Menanti Jejak Kasus Keracunan Ikan BPNT di Pemalang, Nitizen Bicara Jerat Hukum Bagi Penyalur

Menanti Jejak Kasus Keracunan Ikan BPNT di Pemalang, Nitizen Bicara Jerat Hukum Bagi Penyalur
Menanti Jejak Kasus Keracunan Ikan BPNT di Pemalang, Nitizen Bicara Jerat Hukum Bagi Penyalur

PEMALANG, mediakita.co- Jejak hukum Kasus dugaan keracunan ikan Bantuan Pangan Non Tunai (BPNT) yang menimpa warga enam desa di Kecamatan Randudongkal, Kabupaten Pemalang, Jawa Tengah, masih menemui jalan buntu. Pasalnya, sejak peristiwa keracunan ratusan warga terjadi, kasus hukumnya diserahkan ke Polres Pemalang.

“Secara hukum, kasus ini telah kami serahkan kepada pihak berwajib. Kemarin, tim dari Polres Pemalang telah turun ke lapangan. Sample ikan juga sudah diambil untuk kepentingan uji laboratorium. Sepenuhnya kami serahkan ke Polres Pemalang,” kata Sis Muhamad, Camat Randudongkal kepada mediakita.co, Rabu (22/07/2020).

Di media sosial, para praktisi dan pemerihati masalah sosial, politik dan hukum mendisuksikan perihal kasus keracunan ikan di wilayah Kecamatan Randudongkal yang dilaporankan sebanyak  jumlah 113 warga. Di Facebook, akun Fahruroji mengajak nitizen untuk membedah kasus tersebut.

“Apakah peristiwa Keluarga Penerima Manfaat (KPM) yang telah mengkonsumsi komoditas yang disediakan oleh Agen pada pengadaan komoditas BPNT, hingga mengakibatkan beberapa orang masuk rumah sakit dapat dikategorikan sebagai suatu peristiwa pidana ?,” tanyanya dalam status akun Facebook Fahruroji.

Terkait dengan kasus tersebut, Fahruroji mengatakan bahwa banyak aturan yang bisa menjerat baik KUHP maupun UU lainnya, termasuk perlindungan konsumen.

Bacaan Lainnya

“Tetapi, tahukah teman2 dana atau uang yg ada dalam BPNT berasal dr mana ?,” tanya Fahrur dalam salah satu komentarnya.

Nah, ketika KPM sudah menikmati komoditas sesuai Pedoman Umum (Pedum), maka dianggap dana tersebut sudah tersalurkan kepada KPM.  Jika terjadi seperti apa yang terjadi kemarin, KPM dirugikan. Secara otomatis Pemerintahpun mengalami kerugian.

“Konsekuensinya pasti ada dong.. maaf monggo disimpulkan temen2 ngihh,” tambahnya.

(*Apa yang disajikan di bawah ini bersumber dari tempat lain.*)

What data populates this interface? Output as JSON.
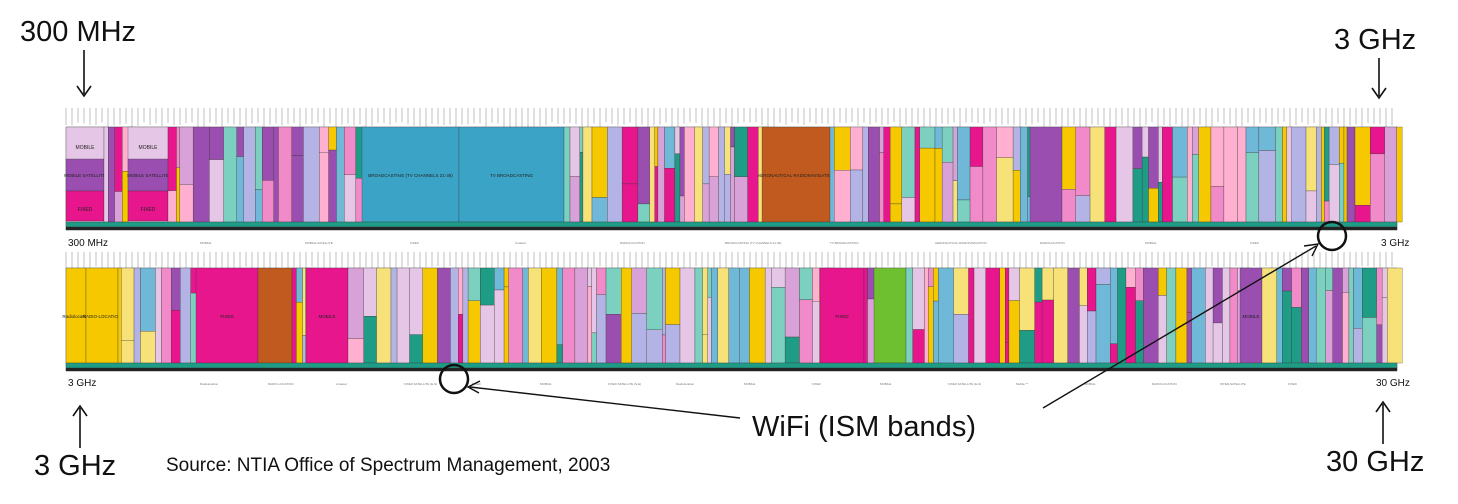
{
  "labels": {
    "top_left": "300 MHz",
    "top_right": "3 GHz",
    "bottom_left": "3 GHz",
    "bottom_right": "30 GHz",
    "strip1_start": "300 MHz",
    "strip1_end": "3 GHz",
    "strip2_start": "3 GHz",
    "strip2_end": "30 GHz",
    "wifi": "WiFi (ISM bands)",
    "source": "Source: NTIA Office of Spectrum Management, 2003"
  },
  "band_text": {
    "strip1": [
      "MOBILE",
      "MOBILE SATELLITE",
      "FIXED",
      "Amateur",
      "RADIOLOCATION",
      "BROADCASTING (TV CHANNELS 21-36)",
      "TV BROADCASTING",
      "AERONAUTICAL RADIONAVIGATION",
      "RADIOLOCATION",
      "MOBILE",
      "FIXED"
    ],
    "strip2": [
      "Radiolocation",
      "RADIO-LOCATION",
      "Amateur",
      "FIXED SATELLITE (E-S)",
      "FIXED",
      "MOBILE",
      "FIXED SATELLITE (S-E)",
      "Radiolocation",
      "MOBILE",
      "FIXED",
      "MOBILE",
      "FIXED SATELLITE (E-S)",
      "Mobile **",
      "MOBILE",
      "RADIOLOCATION",
      "INTER-SATELLITE",
      "FIXED"
    ]
  },
  "colors": {
    "fixed": "#e8168c",
    "mobile": "#e6c6e6",
    "broadcast": "#3ba4c6",
    "aero": "#c05a1e",
    "radiolocation": "#f5c800",
    "teal": "#1f9c86",
    "purple": "#9a4fb0"
  }
}
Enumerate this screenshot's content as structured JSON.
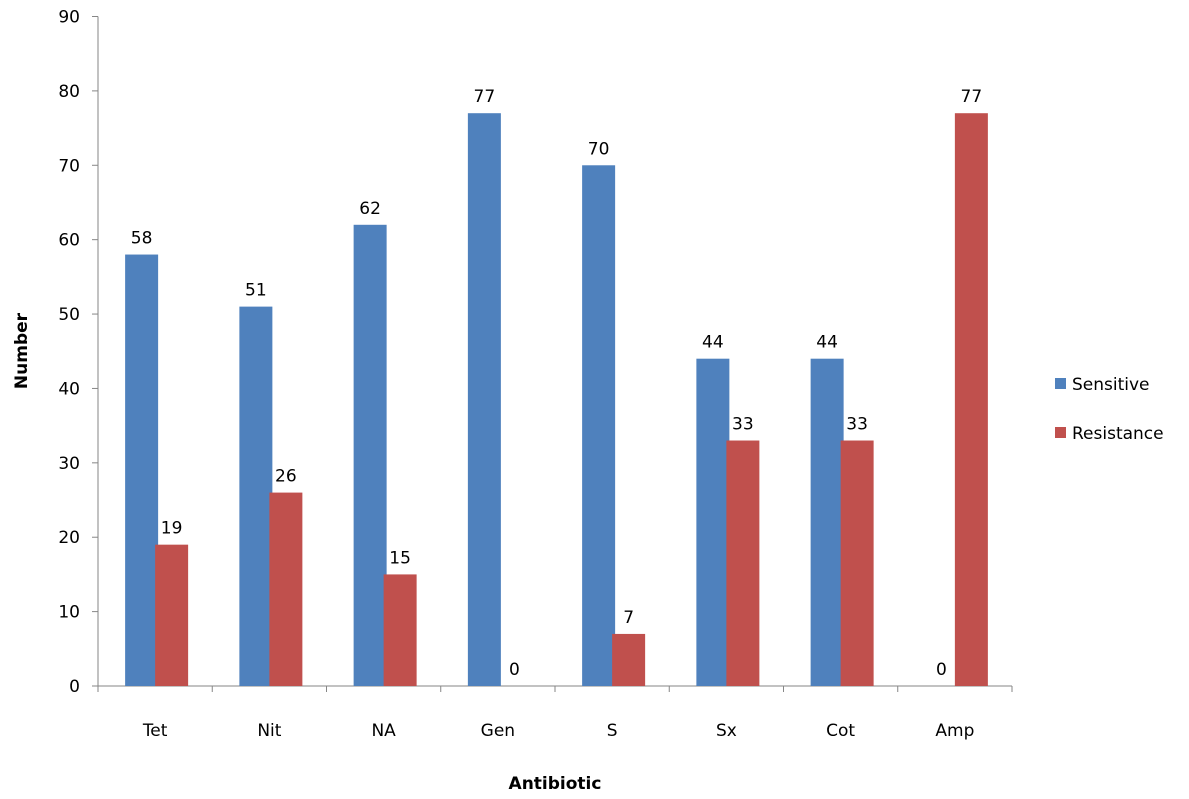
{
  "chart_data": {
    "type": "bar",
    "title": "",
    "xlabel": "Antibiotic",
    "ylabel": "Number",
    "ylim": [
      0,
      90
    ],
    "yticks": [
      0,
      10,
      20,
      30,
      40,
      50,
      60,
      70,
      80,
      90
    ],
    "grid": false,
    "legend_position": "right",
    "categories": [
      "Tet",
      "Nit",
      "NA",
      "Gen",
      "S",
      "Sx",
      "Cot",
      "Amp"
    ],
    "series": [
      {
        "name": "Sensitive",
        "color": "#4f81bd",
        "values": [
          58,
          51,
          62,
          77,
          70,
          44,
          44,
          0
        ],
        "data_labels": [
          "58",
          "51",
          "62",
          "77",
          "70",
          "44",
          "44",
          "0"
        ]
      },
      {
        "name": "Resistance",
        "color": "#c0504d",
        "values": [
          19,
          26,
          15,
          0,
          7,
          33,
          33,
          77
        ],
        "data_labels": [
          "19",
          "26",
          "15",
          "0",
          "7",
          "33",
          "33",
          "77"
        ]
      }
    ]
  }
}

Tanggapan serupa datang dari penggiat perlindungan konsumen Pemalang Prayitno Capri. Prayitno mengatakan, kasus tersebut bisa dijerat dengan UU no 8 th 1999 tentang Perlindungan Konsumen dan PP no 59 th 2001 tentang LPKSM. Menurutnya, Lex specialis derogat legi generali adalah asas penafsiran hukum yang menyatakan bahwa hukum yang bersifat khusus (lex specialis) mengesampingkan hukum yang bersifat umum (lex generalis).

“Jadi kalau di kami tidak memandang cukup atau minimnya alat bukti, tetapi jika minim alat bukti maka digunakan pembuktian terbalik artinya pelaku usaha yg wajib/harus membuktikan,” kata Prayitno Capri, dalam kolom komentar melalui akun Facebook pribadinya.

Prayitno Capri menandaskan, di UU Perlindungan Konsumen ada pasal tentang kewajiban pelaku usaha dan hal-hal yang di larang bagi pelaku usaha serta sanksi.

Senada dengan pendapat sebelumnya, praktisi hukum EK Nugroho mengatakan gampang sekali untuk menjawab kasus tersebut. “Jelas bisa masuk pidana, bahkan mendapat ganti rugi !,” katanya singkat.

Sementara, sebagian warganet justru menyoroti tentang prosedur penyaluran. Warganet menganggap, penyaluran melalui agen tidak sesuai dengan pedoman umum yang ditentukan pemerintah.

Sesungguhnya, kata Fahruroji, KPM lah yang punya hak sepenuhnya untuk menggunakan Karu Keluarga Sejahtera (KKS) dalam membelanjakan kebutuhan mereka.

Sayangnya, jelas Fahruroji, hampir semua KPM tidak memahami hal ini disebabkan karena minimnya sosialisasi terhadap para KPM.